El asedio a Angela Merkel

En una Europa que está perdiendo a toda velocidad y de forma inexorable su identidad, que está enterrando la solidaridad, la defensa de la paz y el espíritu unitario que, en las últimas décadas, le habían permitido prevenir los impulsos centrífugos y belicistas de otros tiempos, el asedio a Angela Merkel es una pésima señal. Resulta ya innegable que la inminente cumbre europea de finales de junio se ha convertido en un referéndum sobre la canciller, que se encuentra en aprietos por culpa de los Gobiernos populistas y euroescépticos. Y en los días inmediatamente posteriores se producirá, dentro de su propio Gobierno, el ajuste de cuentas con el ministro del Interior, Horst Seehofer.

De hecho, el peligro de crisis de gobierno no se ha disipado. Tampoco el de que la Europa que salga de la cumbre tenga un rostro distinto, más egoísta, más centrado en los intereses nacionales, soberanista. Una Europa más pequeña y más dividida precisamente ahora que las antiguas superpotencias, Estados Unidos y Rusia, se han propuesto como objetivo resquebrajarla.

Donald Trump parece obsesionado con la idea de aguijonear a diario a la Merkel con tuits mentirosos y difamatorios que pretenden humillarla sobre la decisión que sus adversarios consideran el peor error de su carrera y sus partidarios, su único instante de generosa amplitud de miras. Su wir schaffen das, “nos las arreglaremos”, su histórica mano abierta de 2015 a los refugiados, su convicción racional de que los desafíos demográficos del futuro solo podrán afrontarse con la inmigración y de que un partido que se dice “cristiano”, como la CDU, tiene el deber de exhibir compasión y solidaridad hacia los más débiles.

Los datos del Bundesbank demuestran que Merkel tiene razón; que, si se interrumpe la llegada anual de cientos de miles de inmigrantes, Alemania empezará a perder su empuje económico ya en los próximos años. Sin embargo, en aquel otoño fatídico en el que Merkel promulgó la llamada “política de puertas abiertas”, Europa estaba saliendo con grandes dificultades del tsunami financiero y económico más grave y extenuante del siglo. Y los millones de desesperados que recorrían los Balcanes para buscar refugio en un continente que aún tenía las heridas de la masacre social y las profundísimas divisiones políticas provocadas por esa crisis —y que se había convertido irrefrenablemente en un abismo entre los países del norte y los del sur— no suscitaban compasión ni sentimientos de solidaridad, sino miedo e indignación.

Lo más significativo es que en Alemania, desde entonces, se ha ido abriendo una brecha entre la canciller y los ciudadanos. Se ha hecho pedazos un hechizo que venía de mucho tiempo atrás. Merkel tuvo que ponerse a la defensiva, en su país y en su partido. Y en estos últimos meses, los primeros de su cuarto mandato, parece haber caído en una parálisis total.

La canciller sigue defendiendo un principio sagrado, el de que cualquier ser humano puede pedir asilo sin que lo rechacen automáticamente. Lo defiende incluso en contra de su ministro del Interior, Seehofer, que ha dicho, a imagen y semejanza de la derecha xenófoba, que le gustaría enviarlos de vuelta al llegar a la frontera. Sobre todo, Merkel está tratando de evitar el fin de Schengen y el ataque manifiesto contra el corazón de Europa por parte de los Gobiernos populistas, nacionalistas y soberanistas que ya han demostrado que están seriamente dispuestos a poner a la Unión en dificultades, empezando por los cuatro de Visegrado y de Austria.

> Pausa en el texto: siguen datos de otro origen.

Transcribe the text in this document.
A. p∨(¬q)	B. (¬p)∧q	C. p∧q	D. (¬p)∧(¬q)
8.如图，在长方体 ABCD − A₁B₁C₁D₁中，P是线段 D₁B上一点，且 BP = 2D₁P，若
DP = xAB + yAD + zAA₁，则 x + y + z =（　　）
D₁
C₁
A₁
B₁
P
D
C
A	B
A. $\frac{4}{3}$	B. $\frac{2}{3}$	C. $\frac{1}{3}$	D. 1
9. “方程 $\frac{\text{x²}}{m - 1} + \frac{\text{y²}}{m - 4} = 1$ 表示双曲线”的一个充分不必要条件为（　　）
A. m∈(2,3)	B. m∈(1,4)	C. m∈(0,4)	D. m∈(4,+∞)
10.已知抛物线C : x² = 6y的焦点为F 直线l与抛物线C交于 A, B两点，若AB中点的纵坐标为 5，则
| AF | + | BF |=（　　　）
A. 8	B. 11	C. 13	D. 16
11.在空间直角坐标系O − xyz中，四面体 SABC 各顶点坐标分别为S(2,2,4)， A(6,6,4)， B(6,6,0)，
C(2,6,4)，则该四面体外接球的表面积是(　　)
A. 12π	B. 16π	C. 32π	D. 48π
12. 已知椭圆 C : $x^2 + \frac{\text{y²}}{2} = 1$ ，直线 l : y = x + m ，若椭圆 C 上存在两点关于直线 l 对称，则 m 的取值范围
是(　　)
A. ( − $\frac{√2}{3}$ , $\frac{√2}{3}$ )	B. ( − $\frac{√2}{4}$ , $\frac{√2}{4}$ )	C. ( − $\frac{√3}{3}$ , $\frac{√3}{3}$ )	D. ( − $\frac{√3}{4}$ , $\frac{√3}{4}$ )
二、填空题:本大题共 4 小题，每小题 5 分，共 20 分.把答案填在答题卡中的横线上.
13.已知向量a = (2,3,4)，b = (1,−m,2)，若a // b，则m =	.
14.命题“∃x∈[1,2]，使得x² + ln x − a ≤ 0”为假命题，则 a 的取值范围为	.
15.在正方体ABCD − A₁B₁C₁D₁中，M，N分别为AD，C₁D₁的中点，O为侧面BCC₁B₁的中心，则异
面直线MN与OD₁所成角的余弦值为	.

Es fundamental que Italia resuelva la ambigüedad de estas semanas, que aproveche esta “ventana de oportunidad” para negociar acuerdos serios sobre los refugiados. Pero sin dejar jamás de estar al lado de Merkel y de Macron. La alternativa no solo puede perjudicar a Italia, sino que supone el riesgo de transformar para siempre, y para peor, el rostro de Europa.

Tonia Mastrobuoni es corresponsal de La Repubblica en Alemania. Traducción de María Luisa Rodríguez Tapia.